American football player (born 1995)

Davontae Harris (born January 21, 1995) is an American former professional football player who was a cornerback in the National Football League (NFL). He attended high school at Wichita South High School in Wichita, Kansas. He played college football for the Illinois State Redbirds.

==Professional career==

Pre-draft measurables
| Height | Weight | Arm length | Hand span | 40-yard dash | 20-yard shuttle | Three-cone drill | Vertical jump | Broad jump | Bench press |
| 5 ft 11+3⁄8 in (1.81 m) | 205 lb (93 kg) | 31+1⁄8 in (0.79 m) | 8+3⁄4 in (0.22 m) | 4.43 s | 4.40 s | 6.96 s | 33.5 in (0.85 m) | 10 ft 3 in (3.12 m) | 22 reps |
All values from NFL Combine

===Cincinnati Bengals===
Harris was selected by the Cincinnati Bengals in the fifth round, 151st overall, of the 2018 NFL draft. He was placed on injured reserve on September 3, 2018 with a knee injury. He was activated off injured reserve on December 5.

Harris was waived during final roster cuts on August 31, 2019.

===Denver Broncos===
Harris was signed by the Denver Broncos on September 2, 2019. He played in all 16 games with six starts in 2019, recording 35 tackles and three pass deflections.

Harris entered the 2020 season as the fourth cornerback on the Broncos depth chart. On November 17, 2020, Harris was waived by the Broncos.

===Baltimore Ravens===
On November 18, 2020, Harris was claimed off waivers by the Baltimore Ravens. After playing in Week 12 against the Pittsburgh Steelers, he started the next week against the Dallas Cowboys, although he only played 15% of the defensive snaps during the game. In Week 14 against the Cleveland Browns, Harris was put in the game following rib and shoulder injuries to Jimmy Smith before an ankle injury of his own late in the fourth quarter took him out. On December 21, Harris was placed on injured reserve. He was designated to return from injured reserve on January 12, 2021, and began practicing with the team again, but was not activated before the end of the Ravens' postseason. He was waived on January 18, and re-signed with the team on February 8. He was waived again on August 16.

===San Francisco 49ers===
On August 17, 2021, Harris was claimed off waivers by the San Francisco 49ers. He was placed on injured reserve on September 1. He was activated on October 11, then released the next day. He was re-signed to the practice squad on October 14.

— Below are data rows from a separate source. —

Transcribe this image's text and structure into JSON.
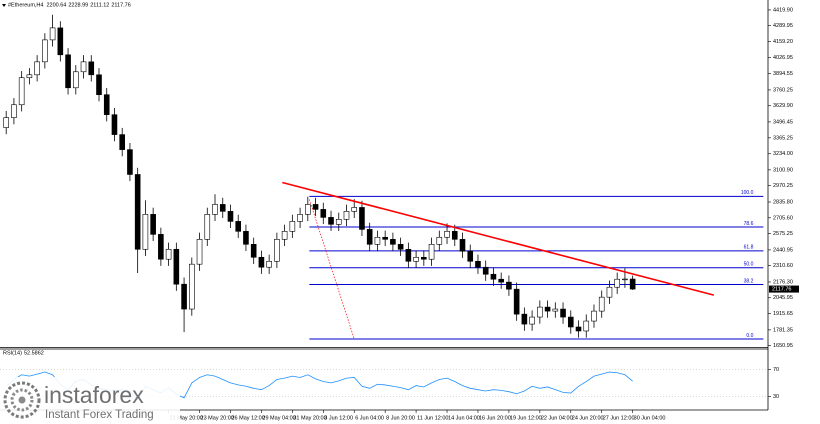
{
  "chart_data": {
    "type": "candlestick",
    "title": "#Ethereum,H4",
    "categories": [
      null,
      null,
      null,
      null,
      null,
      null,
      null,
      null,
      null,
      null,
      null,
      null,
      null,
      null,
      null,
      null,
      null,
      null,
      null,
      null,
      null,
      "21 May 20:00",
      null,
      null,
      null,
      "23 May 20:00",
      null,
      null,
      null,
      "26 May 12:00",
      null,
      null,
      null,
      "29 May 04:00",
      null,
      null,
      null,
      "31 May 20:00",
      null,
      null,
      null,
      "3 Jun 12:00",
      null,
      null,
      null,
      "6 Jun 04:00",
      null,
      null,
      null,
      "8 Jun 20:00",
      null,
      null,
      null,
      "11 Jun 12:00",
      null,
      null,
      null,
      "14 Jun 04:00",
      null,
      null,
      null,
      "16 Jun 20:00",
      null,
      null,
      null,
      "19 Jun 12:00",
      null,
      null,
      null,
      "22 Jun 04:00",
      null,
      null,
      null,
      "24 Jun 20:00",
      null,
      null,
      null,
      "27 Jun 12:00",
      null,
      null,
      null,
      "30 Jun 04:00"
    ],
    "open": [
      3450,
      3532,
      3638,
      3861,
      3885,
      3992,
      4173,
      4272,
      4050,
      3778,
      3910,
      3992,
      3885,
      3721,
      3556,
      3392,
      3268,
      3063,
      2446,
      2734,
      2569,
      2364,
      2446,
      2158,
      1953,
      2323,
      2528,
      2734,
      2816,
      2759,
      2676,
      2594,
      2487,
      2380,
      2298,
      2347,
      2528,
      2594,
      2676,
      2734,
      2816,
      2775,
      2709,
      2652,
      2693,
      2759,
      2791,
      2610,
      2487,
      2545,
      2528,
      2487,
      2446,
      2347,
      2380,
      2364,
      2487,
      2545,
      2594,
      2528,
      2430,
      2347,
      2298,
      2240,
      2199,
      2175,
      2117,
      1911,
      1829,
      1887,
      1969,
      1936,
      1953,
      1887,
      1805,
      1772,
      1854,
      1936,
      2051,
      2133,
      2199,
      2200.64
    ],
    "high": [
      3587,
      3693,
      3916,
      3940,
      4047,
      4228,
      4380,
      4327,
      4105,
      3965,
      4047,
      4047,
      3940,
      3776,
      3611,
      3447,
      3323,
      3118,
      2850,
      2789,
      2624,
      2501,
      2501,
      2213,
      2378,
      2583,
      2789,
      2900,
      2871,
      2814,
      2731,
      2649,
      2542,
      2435,
      2402,
      2583,
      2649,
      2731,
      2789,
      2880,
      2871,
      2830,
      2764,
      2748,
      2814,
      2860,
      2846,
      2665,
      2600,
      2600,
      2583,
      2542,
      2501,
      2435,
      2435,
      2542,
      2600,
      2660,
      2649,
      2583,
      2485,
      2402,
      2353,
      2295,
      2254,
      2230,
      2172,
      1966,
      1942,
      2024,
      2024,
      2008,
      2008,
      1942,
      1860,
      1909,
      1991,
      2106,
      2188,
      2254,
      2290,
      2228.99
    ],
    "low": [
      3395,
      3477,
      3583,
      3806,
      3830,
      3937,
      4118,
      3995,
      3723,
      3723,
      3855,
      3830,
      3666,
      3501,
      3337,
      3213,
      3008,
      2250,
      2391,
      2514,
      2309,
      2309,
      2103,
      1763,
      1898,
      2268,
      2473,
      2679,
      2704,
      2621,
      2539,
      2432,
      2325,
      2243,
      2243,
      2292,
      2473,
      2539,
      2621,
      2679,
      2720,
      2654,
      2597,
      2597,
      2638,
      2704,
      2555,
      2432,
      2432,
      2473,
      2432,
      2391,
      2292,
      2292,
      2309,
      2309,
      2432,
      2490,
      2473,
      2375,
      2292,
      2243,
      2185,
      2144,
      2120,
      2062,
      1856,
      1774,
      1774,
      1832,
      1881,
      1881,
      1832,
      1750,
      1717,
      1717,
      1799,
      1881,
      1996,
      2078,
      2128,
      2111.12
    ],
    "close": [
      3532,
      3638,
      3861,
      3885,
      3992,
      4173,
      4272,
      4050,
      3778,
      3910,
      3992,
      3885,
      3721,
      3556,
      3392,
      3268,
      3063,
      2446,
      2734,
      2569,
      2364,
      2446,
      2158,
      1953,
      2323,
      2528,
      2734,
      2816,
      2759,
      2676,
      2594,
      2487,
      2380,
      2298,
      2347,
      2528,
      2594,
      2676,
      2734,
      2816,
      2775,
      2709,
      2652,
      2693,
      2759,
      2791,
      2610,
      2487,
      2545,
      2528,
      2487,
      2446,
      2347,
      2380,
      2364,
      2487,
      2545,
      2594,
      2528,
      2430,
      2347,
      2298,
      2240,
      2199,
      2175,
      2117,
      1911,
      1829,
      1887,
      1969,
      1936,
      1953,
      1887,
      1805,
      1772,
      1854,
      1936,
      2051,
      2133,
      2199,
      2200.64,
      2117.76
    ],
    "up_color": "#ffffff",
    "down_color": "#000000",
    "xlim": [
      -0.8,
      98.5
    ],
    "ylim": [
      1640,
      4502
    ],
    "yticks": [
      {
        "value": 4419.9,
        "label": "4419.90"
      },
      4289.95,
      {
        "value": 4159.2,
        "label": "4159.20"
      },
      4026.95,
      3894.55,
      3760.25,
      {
        "value": 3629.9,
        "label": "3629.90"
      },
      3496.45,
      3365.25,
      {
        "value": 3234,
        "label": "3234.00"
      },
      {
        "value": 3100.9,
        "label": "3100.90"
      },
      2970.25,
      {
        "value": 2835.8,
        "label": "2835.80"
      },
      {
        "value": 2705.6,
        "label": "2705.60"
      },
      2575.25,
      2440.95,
      {
        "value": 2310.6,
        "label": "2310.60"
      },
      {
        "value": 2176.3,
        "label": "2176.30"
      },
      2045.95,
      1915.65,
      1781.35,
      1650.95
    ],
    "trendlines": [
      {
        "color": "#ff0000",
        "dotted": false,
        "x": [
          35.7,
          91.5
        ],
        "y": [
          2997,
          2068
        ]
      },
      {
        "color": "#ff0000",
        "dotted": true,
        "x": [
          39.2,
          45.0
        ],
        "y": [
          2857,
          1706
        ]
      }
    ],
    "fibonacci": {
      "color": "#0000cd",
      "x": [
        39.2,
        97.9
      ],
      "levels": [
        {
          "label": "100.0",
          "price": 2882
        },
        {
          "label": "78.6",
          "price": 2630
        },
        {
          "label": "61.8",
          "price": 2433
        },
        {
          "label": "50.0",
          "price": 2294
        },
        {
          "label": "38.2",
          "price": 2155
        },
        {
          "label": "0.0",
          "price": 1706
        }
      ]
    },
    "rsi": {
      "name": "RSI(14)",
      "color": "#1e90ff",
      "ylim": [
        10,
        100
      ],
      "yticks": [
        70,
        30
      ],
      "values": [
        45,
        55,
        62,
        60,
        63,
        66,
        62,
        48,
        40,
        52,
        55,
        47,
        42,
        40,
        38,
        40,
        38,
        25,
        45,
        40,
        35,
        43,
        33,
        28,
        50,
        58,
        62,
        60,
        55,
        50,
        47,
        45,
        42,
        40,
        46,
        55,
        57,
        60,
        58,
        62,
        56,
        52,
        50,
        53,
        57,
        58,
        45,
        42,
        48,
        47,
        45,
        43,
        40,
        46,
        44,
        50,
        55,
        57,
        52,
        46,
        42,
        40,
        38,
        40,
        39,
        37,
        34,
        38,
        45,
        42,
        44,
        40,
        36,
        35,
        45,
        52,
        60,
        63,
        66,
        65,
        62,
        52.5862
      ]
    }
  },
  "logo": {
    "name": "instaforex",
    "tagline": "Instant Forex Trading"
  }
}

===Los Angeles Chargers===
On November 30, 2021, Harris was signed by the Los Angeles Chargers off the 49ers' practice squad.

===Chicago Bears===
On August 5, 2022, Harris signed with the Chicago Bears. He was released on August 30 and signed to the practice squad the next day. He was released on November 12.

===Tennessee Titans===
On November 15, 2022, Harris was signed to the Tennessee Titans' practice squad. He was promoted to the active roster on December 17.

==Charity work==
Shortly after signing his rookie contract, Harris began giving back to his hometown of Wichita, Kansas. He donated school supplies to the Wichita Children's home and announced he was also taking donations.